Evolution: speciation through hybridization (Evolution)

by David Turell @, Tuesday, September 10, 2019, 19:20 (1899 days ago) @ David Turell

New findings suggest this may be a more rapid mechanism than chance mutations and natural selection:

https://www.quantamagazine.org/new-hybrid-species-remix-old-genes-creatively-20190910/

"Classically, the origin of new species is a slow, gradual process dependent on random mutations that build a bigger beak or a sexier song. If this novel trait helps a subpopulation exploit a new ecological niche or makes its members less likely to mate with neighboring populations, a new species may be born. As lineages remain isolated from one another, their diverging genomes accumulate differences that become increasingly incompatible. When speciation is complete, the genomes are so different that they don’t work when combined in a hybrid, producing infertile or unfit “dead ends.”

"Yet that is precisely the opposite of what Seehausen and his colleagues say is happening in many rapidly diverging species. Combinatorial speciation, they argue, explains how the genetic novelty for speciation can arise so quickly and is consistent with discoveries that hybridization is more commonplace than previously thought. Other biologists urge caution, however, because we simply don’t know enough about the evolutionary consequences of hybridization across the tree of life. They argue that there are too many known examples of extensive hybridization failing to create new species for anyone to speculate too boldly about the importance of combinatorial modes of speciation.

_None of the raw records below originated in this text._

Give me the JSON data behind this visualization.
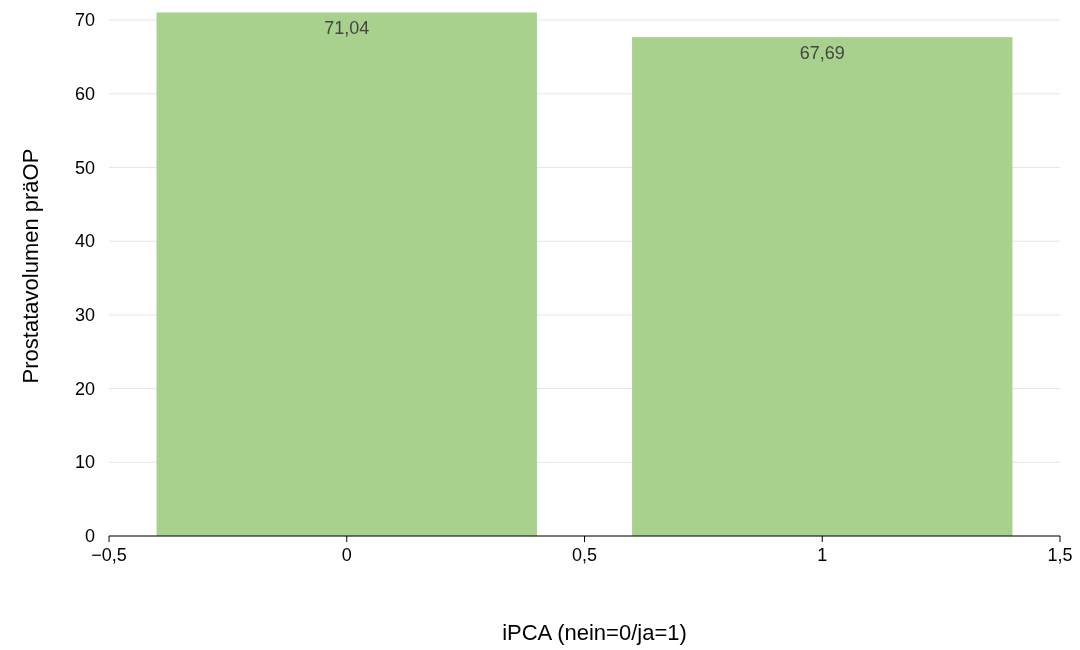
{
  "chart_data": {
    "type": "bar",
    "xlabel": "iPCA (nein=0/ja=1)",
    "ylabel": "Prostatavolumen präOP",
    "x": [
      0,
      1
    ],
    "values": [
      71.04,
      67.69
    ],
    "color": "#a8d18d",
    "value_labels": [
      "71,04",
      "67,69"
    ],
    "xlim": [
      -0.5,
      1.5
    ],
    "xticks": [
      {
        "value": -0.5,
        "label": "−0,5"
      },
      0,
      {
        "value": 0.5,
        "label": "0,5"
      },
      1,
      {
        "value": 1.5,
        "label": "1,5"
      }
    ],
    "ylim": [
      0,
      71.1
    ],
    "yticks": [
      0,
      10,
      20,
      30,
      40,
      50,
      60,
      70
    ],
    "grid": "y"
  }
}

"The three authors’ views are shaped by their work on one of nature’s most explosive species radiations — that of African cichlid fish. In just 150,000 years, well over 700 species have radiated into a technicolor panoply of shapes, sizes and ecologies. Since Lake Victoria formed 15,000 years ago, about 500 species have diversified within its shores, making it an ideal system for biologists trying to understand the early stages of speciation.

***

"... some parts of the Lake Victoria cichlid genomes more closely resemble that of the Nile species while others are closer to the Congo one. “They’re a genetic mosaic of these two species that hybridized at the origin of Lake Victoria cichlids,” she said. Those mosaic genomes seeded the ancestral hybrid swarm with enough genetic variation from the parental lineages to fuel the fishes’ rapid spread and speciation.

***

"The ancient admixture event that prompted the diversification of African cichlids is just one of the ways old alleles can be recombined to help form new species. Combinatorial speciation encompasses the classic mechanism of hybrid speciation that farmers and gardeners know so well: In plants, it’s common for hybridization to immediately create a new species that is reproductively isolated from its parents.

***

"The list of species groups with similar patterns goes on — Darwin’s finches, the apple maggot fly, capuchino seedeaters, Hawaiian silverswords. The scientists who work on these systems have long recognized the potential importance of hybridization in their radiations.

"But Marques and his colleagues suggest that the accumulated genomic evidence warrants the introduction of “combinatorial speciation” as a new term to frame future research. The word “combinatorial,” Marques said, seemed to best describe the crucial “generation of new combinations from existing variation, which is really the commonality.”

***

“'Hybridization is really common, and much of the time it just might be neutral or deleterious gene flow,” she said. But even if we knew how helpful or harmful it is, that wouldn’t enable us to pinpoint its importance in speciation compared with, say, the gradual accumulation of genetic incompatibilities. And while some crosses between species yield hybrids that are viable and fertile, even closely related species sometimes turn out to be highly incompatible. “There is a lot we don’t understand about the genetic interactions impacting hybrids, let alone the interplay between the genetics of hybrids and their environments,” she said.

"Evolutionary biologists can find it satisfying when grand, unifying theories seem to suggest themselves from the data. But biology is messy. “These processes may just end up being quite system specific,” Schumer said."

Comment: A new concept, obviously not fully accepted.